12 May 2010

Does it Matter Which Party Holds the DFID Brief?

So its official, the UK has a new Conservative-Liberal Democrat Coalition Government.

Who will be the new Secretary of State for International Development? Will it be a Conservative or a Liberal Democrat? No announcement yet.

But will it matter which party leads on International Development?

I have already noted the many areas of agreement between the 3 main parties on international development (see Manifesto Watch).

Now a survey of 1000 British adults in March from nfpSynergy reports that supporters of the three main parties have very similar preferences towards giving.

When asked which type of charities "have you given money to in the last 3 months" 29% of the Lib Dems and Labour supporters reported yes for international development, with 25% of the Conservative supporters doing the same.

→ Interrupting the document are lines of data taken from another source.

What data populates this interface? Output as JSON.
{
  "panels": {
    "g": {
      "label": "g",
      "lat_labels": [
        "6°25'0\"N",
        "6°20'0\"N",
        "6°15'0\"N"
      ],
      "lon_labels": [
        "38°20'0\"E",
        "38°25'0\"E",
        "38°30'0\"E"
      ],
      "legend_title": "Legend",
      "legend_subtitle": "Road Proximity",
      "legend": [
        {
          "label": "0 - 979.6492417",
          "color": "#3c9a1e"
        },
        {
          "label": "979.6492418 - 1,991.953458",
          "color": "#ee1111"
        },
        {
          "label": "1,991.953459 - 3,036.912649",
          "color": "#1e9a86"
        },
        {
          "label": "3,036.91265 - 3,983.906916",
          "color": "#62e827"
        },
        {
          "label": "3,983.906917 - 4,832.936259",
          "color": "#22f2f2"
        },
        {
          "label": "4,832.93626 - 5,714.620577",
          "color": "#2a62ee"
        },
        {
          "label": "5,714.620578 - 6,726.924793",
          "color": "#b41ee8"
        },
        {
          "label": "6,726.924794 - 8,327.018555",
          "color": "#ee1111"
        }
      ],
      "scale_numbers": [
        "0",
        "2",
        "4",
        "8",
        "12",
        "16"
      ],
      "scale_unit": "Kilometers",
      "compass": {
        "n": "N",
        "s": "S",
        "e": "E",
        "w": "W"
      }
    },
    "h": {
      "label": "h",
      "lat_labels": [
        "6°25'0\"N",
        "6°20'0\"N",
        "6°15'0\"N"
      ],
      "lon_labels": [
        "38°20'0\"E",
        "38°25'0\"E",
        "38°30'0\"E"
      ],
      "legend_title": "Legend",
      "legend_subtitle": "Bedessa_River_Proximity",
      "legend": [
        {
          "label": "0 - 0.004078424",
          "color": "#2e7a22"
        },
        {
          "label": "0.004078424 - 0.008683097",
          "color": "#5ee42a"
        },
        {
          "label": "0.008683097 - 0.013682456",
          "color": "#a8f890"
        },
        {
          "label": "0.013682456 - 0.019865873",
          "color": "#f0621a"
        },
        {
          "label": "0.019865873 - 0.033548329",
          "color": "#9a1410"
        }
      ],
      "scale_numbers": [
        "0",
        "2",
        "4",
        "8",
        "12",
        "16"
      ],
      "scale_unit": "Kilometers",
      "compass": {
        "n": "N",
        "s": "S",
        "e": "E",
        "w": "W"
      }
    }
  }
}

On giving to environment and conservation charities, the Lib Dems are the clear leaders (11%), with Labour on 8% and the Conservatives on 6%.

On climate change, over 90% of supporters from all 3 parties expressed an awareness of the issue and over 80% of all three express awareness of the issues relating to hunger in Africa.

This cross-party support--at the supporter and party levels-- is encouraging and a testimony to DFID's ability over the last 13 years to make the case for international development.

We shall see how this broad agreement plays out when it comes to the hard spending choices in the emergency budget set for July.